Pinces optiques résonantes dans des cavités à cristaux photoniques
Des chercheurs de l’EPFL ont réalisé un piégeage optique de particules sub-microniques dont la puissance optique requise pour engendrer le champ optique responsable du piégeage est réduite à une valeur sans précédents. Le phénomène de piégeage est également accompagné d’effets de rétroaction sur la pince optique qui provient de l’interaction mutuelle entre la position de la particule piégée et le champ optique de la cavité piège.
Les pinces optiques sont des instruments scientifiques utilisés pour contrôler et déplacer des microparticules. Elles ont été inventées dans les années 1970 et inspirèrent les idées qui furent couronnées par un prix Nobel en 1997 pour le refroidissement et le piégeage optique. Cette technique utilise les forces de rappel engendrées sur une particule de petite taille par une configuration soigneusement conçue des variations spatiales de l’intensité d’un flux lumineux fortement focalisé. Les pinces optiques sont devenues des outils très répandus pour manipuler des particules non chargées dont la taille varie de quelques centaines de nanomètres à quelques micromètres mais jusqu’à présent elles sont d’un usage limité pour le piégeage de particules plus petites que 100 nanomètres à cause des très fortes variations spatiales de l’intensité optique requises à cette échelle. De plus elles deviennent des instruments complexes et encombrants qui n’offrent qu’une faible, voire aucune, sélectivité de la particule piégée en regard de ses formes, dimensions ou indice de réfraction.
De multiples approches ont étés proposées pour dépasser ces limites, la plupart d’entre elles exploitent les gradients de champ optique qui sont présents au voisinage de structures guidant la lumière tels que des guides d’ondes intégrés, des microcavités optiques, des guides rubans ou bien des structures plasmoniques. Ces approches sont limitées du fait de la très grande puissance optique requise et pour l’essentiel ne permettent un confinement que dans une ou deux dimensions.
Dans un article récemment publié dans Physical Review Letter, le groupe du Prof. R. Houdré au Laboratoire d'optoélectronique quantique (LOEQ) a présenté la première réalisation expérimentale de l’intégration d’une cavité optique creuse qui piège sélectivement des particules sub-micrométriques et ce avec une puissance optique réduite à une valeur sans précédents de moins de 100 microwatts. Ces nanocavités optiques sont conçues dans des structures dites à cristaux photoniques qui sont des matériaux diélectriques nano-structurés de manière périodique. Les pièges optiques sont ensuite intégrés dans un circuit microfluidique. La lumière est délivrée, par l’intermédiaire d’une structure guidante formée d’une ligne manquante de trous, à la cavité dans laquelle les fortes variations spatiales du champ engendrent les forces de piégeage.
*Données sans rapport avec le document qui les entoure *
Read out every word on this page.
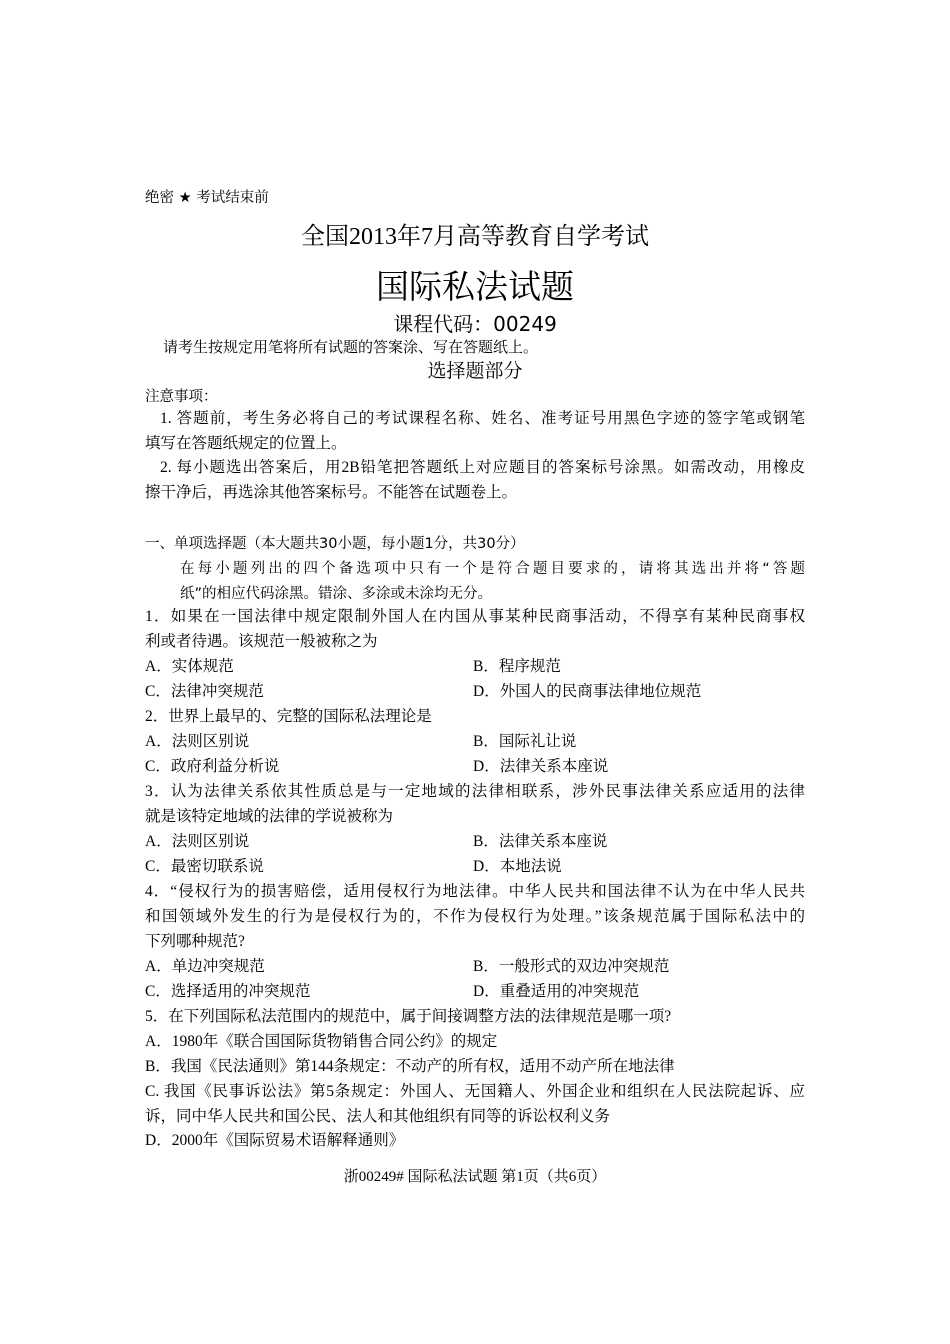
绝密 ★ 考试结束前
全国2013年7月高等教育自学考试
国际私法试题
课程代码：00249
请考生按规定用笔将所有试题的答案涂、写在答题纸上。
选择题部分
注意事项：
1. 答题前，考生务必将自己的考试课程名称、姓名、准考证号用黑色字迹的签字笔或钢笔
填写在答题纸规定的位置上。
2. 每小题选出答案后，用2B铅笔把答题纸上对应题目的答案标号涂黑。如需改动，用橡皮
擦干净后，再选涂其他答案标号。不能答在试题卷上。
一、单项选择题（本大题共30小题，每小题1分，共30分）
在每小题列出的四个备选项中只有一个是符合题目要求的，请将其选出并将“答题
纸”的相应代码涂黑。错涂、多涂或未涂均无分。
1．如果在一国法律中规定限制外国人在内国从事某种民商事活动，不得享有某种民商事权
利或者待遇。该规范一般被称之为
A．实体规范	B．程序规范
C．法律冲突规范	D．外国人的民商事法律地位规范
2．世界上最早的、完整的国际私法理论是
A．法则区别说	B．国际礼让说
C．政府利益分析说	D．法律关系本座说
3．认为法律关系依其性质总是与一定地域的法律相联系，涉外民事法律关系应适用的法律
就是该特定地域的法律的学说被称为
A．法则区别说	B．法律关系本座说
C．最密切联系说	D．本地法说
4．“侵权行为的损害赔偿，适用侵权行为地法律。中华人民共和国法律不认为在中华人民共
和国领域外发生的行为是侵权行为的，不作为侵权行为处理。”该条规范属于国际私法中的
下列哪种规范?
A．单边冲突规范	B．一般形式的双边冲突规范
C．选择适用的冲突规范	D．重叠适用的冲突规范
5．在下列国际私法范围内的规范中，属于间接调整方法的法律规范是哪一项?
A．1980年《联合国国际货物销售合同公约》的规定
B．我国《民法通则》第144条规定：不动产的所有权，适用不动产所在地法律
C. 我国《民事诉讼法》第5条规定：外国人、无国籍人、外国企业和组织在人民法院起诉、应
诉，同中华人民共和国公民、法人和其他组织有同等的诉讼权利义务
D．2000年《国际贸易术语解释通则》
浙00249# 国际私法试题 第1页（共6页）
Dans cette expérience démontrant le concept, le piégeage d’une particule a été étudié pour différentes longueurs d’onde et puissances lumineuses. Les chercheurs ont démontré que la perturbation induite sur le mode résonant de la cavité par la particule piégée engendrait un notable décalage de la longueur d’onde de résonance. La dynamique de ces changements de fréquences est liée au mouvement Brownien de la particule dans le piège. L’existence de deux régimes de piégeages a été découverte. Alors qu’un de ces régimes est, dans son principe, comparable au fonctionnement d’une pince optique usuelle, le second a ceci de très particulier que le champ optique engendrant les force de rappel n’est présent que lorsque la particule est déplacée vers l’extérieur du piège et ce champ disparaît lorsque la particule est positionnée au centre du piège.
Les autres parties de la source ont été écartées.